« L’institution de l’Eucharistie est un geste de partage »

À l’entrée du Triduum Pascal, la messe du somdin de la Cène du Seigneur a célébré l’institution de l’Eucharistie et du Sacerdoce, en les lisant à la lumière du partage et du service.

La messe du soir de la Cène du Seigneur a commencé, dans l’après-midi de ce Jeudi Saint, le temps de célébrer la Passion, la Mort et la Résurrection de Jésus-Christ, dans ce qui sont les plus grands jours de la foi catholique. Lors de l’assemblée des pèlerins réunis dans la Basilique de la Sainte Trinité, le recteur du Sanctuaire de Fatima a présenté le service comme clé de lecture pour la célébration de ce premier moment du Triduum Pascal.

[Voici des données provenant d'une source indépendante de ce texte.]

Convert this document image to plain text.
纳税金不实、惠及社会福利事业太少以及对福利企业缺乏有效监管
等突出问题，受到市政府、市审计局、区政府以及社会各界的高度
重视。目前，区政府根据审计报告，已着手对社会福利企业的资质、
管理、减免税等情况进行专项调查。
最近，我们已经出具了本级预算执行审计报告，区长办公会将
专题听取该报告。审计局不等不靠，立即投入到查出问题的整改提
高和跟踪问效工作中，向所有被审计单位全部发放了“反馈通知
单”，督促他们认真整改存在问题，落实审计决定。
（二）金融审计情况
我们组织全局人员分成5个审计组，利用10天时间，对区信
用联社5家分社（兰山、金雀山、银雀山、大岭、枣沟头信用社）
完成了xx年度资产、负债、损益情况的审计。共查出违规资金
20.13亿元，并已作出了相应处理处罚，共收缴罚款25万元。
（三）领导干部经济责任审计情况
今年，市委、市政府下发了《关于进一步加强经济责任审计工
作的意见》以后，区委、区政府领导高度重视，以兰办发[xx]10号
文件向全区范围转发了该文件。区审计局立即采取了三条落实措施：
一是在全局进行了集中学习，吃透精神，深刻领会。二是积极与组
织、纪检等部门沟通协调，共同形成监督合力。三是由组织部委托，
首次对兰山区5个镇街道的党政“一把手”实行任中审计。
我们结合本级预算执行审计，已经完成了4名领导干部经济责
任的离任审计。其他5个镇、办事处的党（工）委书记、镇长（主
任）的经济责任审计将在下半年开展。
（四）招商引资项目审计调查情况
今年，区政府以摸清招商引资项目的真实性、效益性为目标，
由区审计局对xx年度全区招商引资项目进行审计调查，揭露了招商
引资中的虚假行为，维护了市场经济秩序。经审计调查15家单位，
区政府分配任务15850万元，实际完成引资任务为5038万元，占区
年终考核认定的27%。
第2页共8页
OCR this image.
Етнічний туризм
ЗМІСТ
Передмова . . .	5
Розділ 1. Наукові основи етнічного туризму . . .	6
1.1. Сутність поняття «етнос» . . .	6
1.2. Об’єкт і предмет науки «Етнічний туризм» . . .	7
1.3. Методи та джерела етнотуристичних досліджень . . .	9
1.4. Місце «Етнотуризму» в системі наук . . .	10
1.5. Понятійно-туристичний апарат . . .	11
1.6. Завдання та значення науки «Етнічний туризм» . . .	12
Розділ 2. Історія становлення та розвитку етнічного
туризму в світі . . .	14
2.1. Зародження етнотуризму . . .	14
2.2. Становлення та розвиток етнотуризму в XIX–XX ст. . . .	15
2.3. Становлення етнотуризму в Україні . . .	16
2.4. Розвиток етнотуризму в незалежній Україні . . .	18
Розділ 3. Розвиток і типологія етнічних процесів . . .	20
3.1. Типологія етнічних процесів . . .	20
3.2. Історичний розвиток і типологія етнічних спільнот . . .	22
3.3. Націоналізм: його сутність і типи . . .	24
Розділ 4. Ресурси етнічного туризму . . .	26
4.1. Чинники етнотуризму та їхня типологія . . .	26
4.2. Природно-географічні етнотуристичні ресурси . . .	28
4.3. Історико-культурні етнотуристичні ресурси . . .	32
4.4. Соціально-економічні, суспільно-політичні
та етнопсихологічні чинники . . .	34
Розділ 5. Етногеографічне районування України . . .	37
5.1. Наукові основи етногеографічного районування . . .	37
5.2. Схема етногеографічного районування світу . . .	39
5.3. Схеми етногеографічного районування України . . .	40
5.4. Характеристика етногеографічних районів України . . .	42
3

« Cet après-midi, nous avons appris de Jésus qu’il n’y a pas de participation digne à l’Eucharistie qui ne passe pas par le service aux autres », a résumé le père Carlos Cabecinhas, présentant le passage de l’Évangile qui raconte le « geste radical de service » dans lequel Jésus lave les pieds de ses disciples, lors de la Cère, comme preuve que « Jésus devient présent, non seulement dans le pain et le vin consacrés, mais aussi dans ceux avec qui nous vivons, vivons ou sommes en contact ».

« La communion avec le Christ, dans l’Eucharistie, n’est pas possible sans la communion avec les autres, si nous oublions ou ignorons les autres et leurs difficultés », a averti le président de la célébration, pour ensuite en vue les gestes de Jésus, lors de la Dernière Cène à la lumière du don.

« L’institution de l’Eucharistie est un geste de partage. C’est le geste du père ou de la mère qui caque le pain et le distribue aux siens, selon leurs besoins ; c’est le geste d’hospitalité et de partage, qui accueille et crée la communion », a rappelé le recteur du Sanctuaire de Fatima, en exhortant l’assemblée au service concret des frères.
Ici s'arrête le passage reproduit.